4.4.6. Material analysis
A sample of the material may be sent for analysis to obtain a material fingerprint. Material analysis is used to determine the material condition for future reference in relation to the natural ageing process. The material analysis is performed in accordance with procedures pertaining to the accelerated laboratory ageing of insulators and fingerprinting of composite insulator materials [40], [41], [42].
The following fingerprinting test methods are recommended for removed field-aged composite insulators [41]:
- Hydrophobicity by static contact angle measurement.
- Surface compositional analysis by Fourier Transform Infrared (FTIR) spectroscopy measurement.
- Filler compositional analysis by Thermogravimetric Analysis (TGA) measurement.
- Compressive modulus analysis by Dynamic Mechanical Analysis (DMA) measurement.
- Microscopy of pollutants by Light Microscope (LM) and Energy Dispersive X-ray (EDAX) spectroscopy.
- Microscopy of surface with Scanning Electron Microscope (SEM) and EDAX after cleaning.
- Surface roughness by Atomic Force Microscopy (AFM).
5. Conclusions
The long-term performance of a composite insulator is affected by multiple factors, such as electrical stress, pollution levels and material ageing, which can result in a practical expected lifespan that ranges between 15 to 25 years. Therefore, composite insulator condition and end-of-life assessment is a complex task and cannot solely be achieved by external observations of an insulator sample, as some failure modes in various stages of progression is not apparent on the outside of the insulator.

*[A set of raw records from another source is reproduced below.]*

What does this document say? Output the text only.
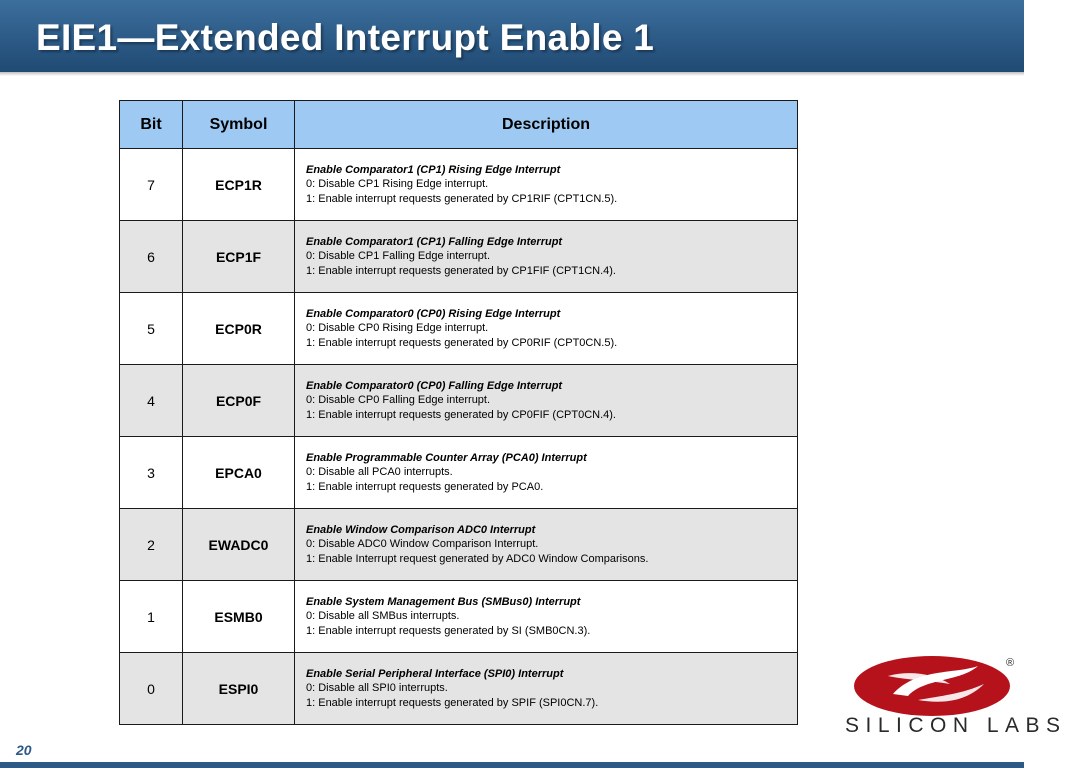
EIE1—Extended Interrupt Enable 1
Bit	Symbol	Description
7	ECP1R	Enable Comparator1 (CP1) Rising Edge Interrupt
0: Disable CP1 Rising Edge interrupt.
1: Enable interrupt requests generated by CP1RIF (CPT1CN.5).

6	ECP1F	Enable Comparator1 (CP1) Falling Edge Interrupt
0: Disable CP1 Falling Edge interrupt.
1: Enable interrupt requests generated by CP1FIF (CPT1CN.4).

5	ECP0R	Enable Comparator0 (CP0) Rising Edge Interrupt
0: Disable CP0 Rising Edge interrupt.
1: Enable interrupt requests generated by CP0RIF (CPT0CN.5).

4	ECP0F	Enable Comparator0 (CP0) Falling Edge Interrupt
0: Disable CP0 Falling Edge interrupt.
1: Enable interrupt requests generated by CP0FIF (CPT0CN.4).

3	EPCA0	Enable Programmable Counter Array (PCA0) Interrupt
0: Disable all PCA0 interrupts.
1: Enable interrupt requests generated by PCA0.

2	EWADC0	Enable Window Comparison ADC0 Interrupt
0: Disable ADC0 Window Comparison Interrupt.
1: Enable Interrupt request generated by ADC0 Window Comparisons.

1	ESMB0	Enable System Management Bus (SMBus0) Interrupt
0: Disable all SMBus interrupts.
1: Enable interrupt requests generated by SI (SMB0CN.3).

0	ESPI0	Enable Serial Peripheral Interface (SPI0) Interrupt
0: Disable all SPI0 interrupts.
1: Enable interrupt requests generated by SPIF (SPI0CN.7).
®
SILICON LABS
20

South African experience gained through composite insulator research at KIPTS has shown that, without exception, once an insulator experienced material degradation that affected its profile, such an insulator would suffer an accelerated degradation, leading to failure. This correlates well with international surveys conducted over the years, which indicated that shed damage leading to decreased creepage distance and heightened risk of pollution flashover was the main reason to retire composite insulators.
Utilities are faced with the challenge of finding a proactive and objective approach to determine the condition and life expectancy of in-service composite insulators. Traditionally, insulator field failures are investigated in a retroactive manner, and only then can appropriate actions, such as replacement, be taken.
In this Part 1 of the two-part paper, composite insulator condition assessment and expected service life, including selection approaches have been reviewed, which Part 2 will utilise to define a holistic and a practical approach to composite insulator condition and end-of-life assessment according to the following conditions:
- Mechanical failure.
- Electrical failure.
- Loss in pollution performance requirements.